Illinois ma jedną z najwyższych stawek podatku od nieruchomości w całym kraju wynoszącą 1.92%. Na pierwszym miejscu znalazł się Nowy Jork, a na drugim New Hapshire. Przeciwnicy wysokich podatków i rozbudowanej struktury władzy stanowej podkreślają, że zniechęca to ludzi do osiedlania się w Illinois, a tym samym przyczynia się do odpływu ludności. W 2014 roku z naszego stanu wyprowadziło się 95,000 ludzi – najwięcej w historii.
Kryzys budżetowy, w tym zadłużenie stanowej administracji już na $37 miliardów, powodują , że podatki traktowane są jako najważniejsze źródło dochodu, w tym samorządów. Dla przykładu stolica naszego stanu – Springfield – w 2014 roku 90 procent dochodu z podatków od nieruchomości przekazała na zadłużony system emerytalny policjantów i strażaków.
Podatki od budynków rezydencyjnych (domów i mieszkań) stanowią największe źródło wpływów z podatków (64.3%). W 2013 roku wpływy z podatku od nieruchomości zebrane przez 6 tys. lokalnych samorządów wynosiły ponad $27 miliardów. To drugi co do wielkości dochód w skali całego kraju i niemal 36% więcej niż jeszcze dekadę temu.
Powiat Cook zebrał w 2013 roku ponad $12 mld w podatkach od nieruchomości, z tego ponad $6.8 mld przeznaczono na szkoły w Cook County.

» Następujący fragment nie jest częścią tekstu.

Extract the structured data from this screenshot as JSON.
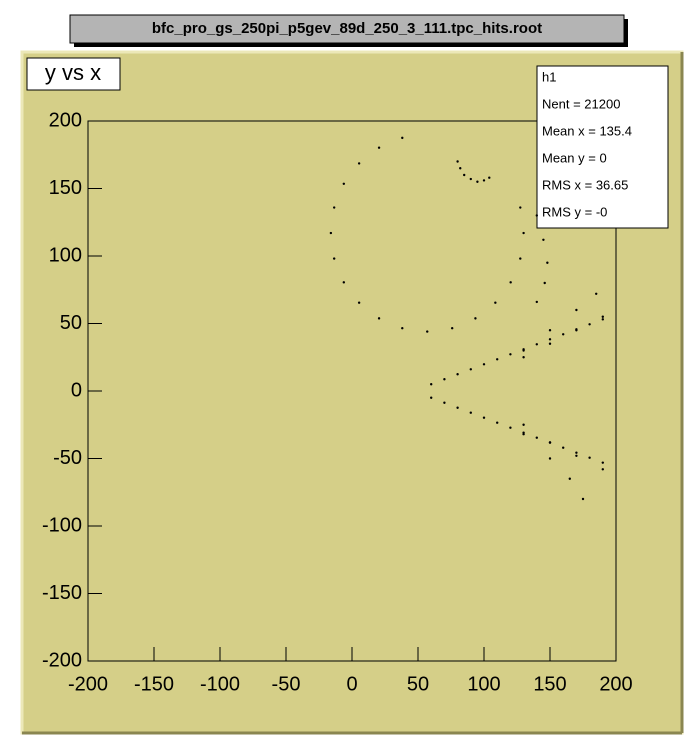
{
  "chart_data": {
    "type": "scatter",
    "title": "bfc_pro_gs_250pi_p5gev_89d_250_3_111.tpc_hits.root",
    "subtitle": "y vs x",
    "stats": {
      "title": "h1",
      "entries": [
        "Nent = 21200",
        "Mean x = 135.4",
        "Mean y = 0",
        "RMS x = 36.65",
        "RMS y = -0"
      ]
    },
    "x": [
      38.1,
      20.5,
      5.4,
      -6.2,
      -13.5,
      -16,
      -13.5,
      -6.2,
      5.4,
      20.5,
      38.1,
      57,
      75.9,
      93.5,
      108.6,
      120.2,
      127.5,
      130,
      127.5,
      80,
      82,
      85,
      90,
      95,
      100,
      104,
      140,
      145,
      148,
      146,
      140,
      60,
      70,
      80,
      90,
      100,
      110,
      120,
      130,
      140,
      150,
      160,
      170,
      180,
      190,
      130,
      150,
      170,
      185,
      130,
      150,
      170,
      190,
      60,
      70,
      80,
      90,
      100,
      110,
      120,
      130,
      140,
      150,
      160,
      170,
      180,
      190,
      130,
      150,
      165,
      175,
      130,
      150,
      170,
      190
    ],
    "values": [
      187.5,
      180.2,
      168.6,
      153.5,
      135.9,
      117,
      98.1,
      80.5,
      65.4,
      53.8,
      46.5,
      44,
      46.5,
      53.8,
      65.4,
      80.5,
      98.1,
      117,
      135.9,
      170,
      165,
      160,
      157,
      155,
      156,
      158,
      130,
      112,
      95,
      80,
      66,
      5,
      8.7,
      12.4,
      16.1,
      19.8,
      23.5,
      27.2,
      30.9,
      34.6,
      38.3,
      42,
      45.7,
      49.4,
      53.1,
      30,
      45,
      60,
      72,
      25,
      35,
      45,
      55,
      -5,
      -8.7,
      -12.4,
      -16.1,
      -19.8,
      -23.5,
      -27.2,
      -30.9,
      -34.6,
      -38.3,
      -42,
      -45.7,
      -49.4,
      -53.1,
      -32,
      -50,
      -65,
      -80,
      -25,
      -38,
      -48,
      -58
    ],
    "color": "#000000",
    "xlim": [
      -200,
      200
    ],
    "ylim": [
      -200,
      200
    ],
    "xticks": [
      -200,
      -150,
      -100,
      -50,
      0,
      50,
      100,
      150,
      200
    ],
    "yticks": [
      -200,
      -150,
      -100,
      -50,
      0,
      50,
      100,
      150,
      200
    ],
    "grid": false
  }
}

Autorzy raportu RealtyTrack przeanalizowali podatki od nieruchomości także w ponad 1,042 powiatach. Okazało się, że w gronie tych, gdzie tzw. property taxes były najwyższe w 2014 znalazł się położony w metropolii chicagowskiej De Kalb County, ze średnią stawką podatku od nieruchomości wynoszącą 3.27%. Najgorzej pod tym względem jest w Westchester County, w stanie Nowy Jork, gdzie podatek od nieruchomości wynosi 7.53%.
Zamrożenie podatków od nieruchomości jest ważnym komponentem probiznesowego planu republikańskiego gubernatora Bruce"a Raunera pod nazwą "Illinois Turnaround".

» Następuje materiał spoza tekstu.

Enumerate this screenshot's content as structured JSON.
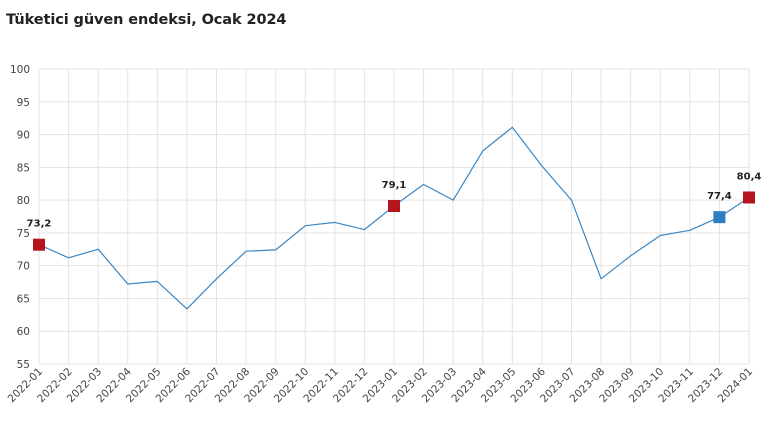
{
  "title": "Tüketici güven endeksi, Ocak 2024",
  "chart_data": {
    "type": "line",
    "title": "Tüketici güven endeksi, Ocak 2024",
    "xlabel": "",
    "ylabel": "",
    "ylim": [
      55,
      100
    ],
    "yticks": [
      55,
      60,
      65,
      70,
      75,
      80,
      85,
      90,
      95,
      100
    ],
    "grid": true,
    "categories": [
      "2022-01",
      "2022-02",
      "2022-03",
      "2022-04",
      "2022-05",
      "2022-06",
      "2022-07",
      "2022-08",
      "2022-09",
      "2022-10",
      "2022-11",
      "2022-12",
      "2023-01",
      "2023-02",
      "2023-03",
      "2023-04",
      "2023-05",
      "2023-06",
      "2023-07",
      "2023-08",
      "2023-09",
      "2023-10",
      "2023-11",
      "2023-12",
      "2024-01"
    ],
    "series": [
      {
        "values": [
          73.2,
          71.2,
          72.5,
          67.2,
          67.6,
          63.4,
          68.0,
          72.2,
          72.4,
          76.1,
          76.6,
          75.5,
          79.1,
          82.4,
          80.0,
          87.5,
          91.1,
          85.2,
          80.0,
          68.0,
          71.5,
          74.6,
          75.4,
          77.4,
          80.4
        ],
        "color": "#3a87c4"
      }
    ],
    "highlights": [
      {
        "index": 0,
        "label": "73,2",
        "color": "#b5161d"
      },
      {
        "index": 12,
        "label": "79,1",
        "color": "#b5161d"
      },
      {
        "index": 23,
        "label": "77,4",
        "color": "#2f7dc0"
      },
      {
        "index": 24,
        "label": "80,4",
        "color": "#b5161d"
      }
    ]
  }
}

Burmistrz Rahm Emanuel przyznał pod koniec lipca, że nie zamyka całkowicie możliwości podniesienia podatku od nieruchomości w celu zrównoważenia miejskiego budżetu, ale na ostateczną decyzję w tej sprawie trzeba będzie jeszcze poczekać. Burmistrz projekt budżetu przedstawi we wrześniu.
Ze wstępnych wyliczeń podawanych przez biuro burmistrza wynika, że dziura budżetowa może wzrosnąć do $754 mln, biorąc pod uwagę fakt, że miasto musi przekazać $338 mln na system emerytalny policjantów i strażaków. Prezydent Civic Federation, Laurence Msall powiedział, że biorąc pod uwagę te liczby podwyżka podatku od nieruchomości czy sprzedaży jest „nieunikniona”.
Na początku lipca miasto zaciągnęło $1.1 miliarda pożyczki, z czego $743 miliony nie podlegają opodatkowaniu, a to oznacza, że ta kwota będzie obarczona 8-procentowymi odsetkami. W ciągu najbliższych 30 lat Chicago będzie zmuszone zapłacić $500 mln dolarów w samych odsetkach. Burmistrz Rahm Emanuel tłumaczył, że pieniądze z pożyczki będą przeznaczone na spłacenie bieżących zobowiązań, a także pokrycie starych rachunków, jak choćby związanych z ubieganiem się przez Chicago o organizację igrzysk olimpijskich w 2016 roku.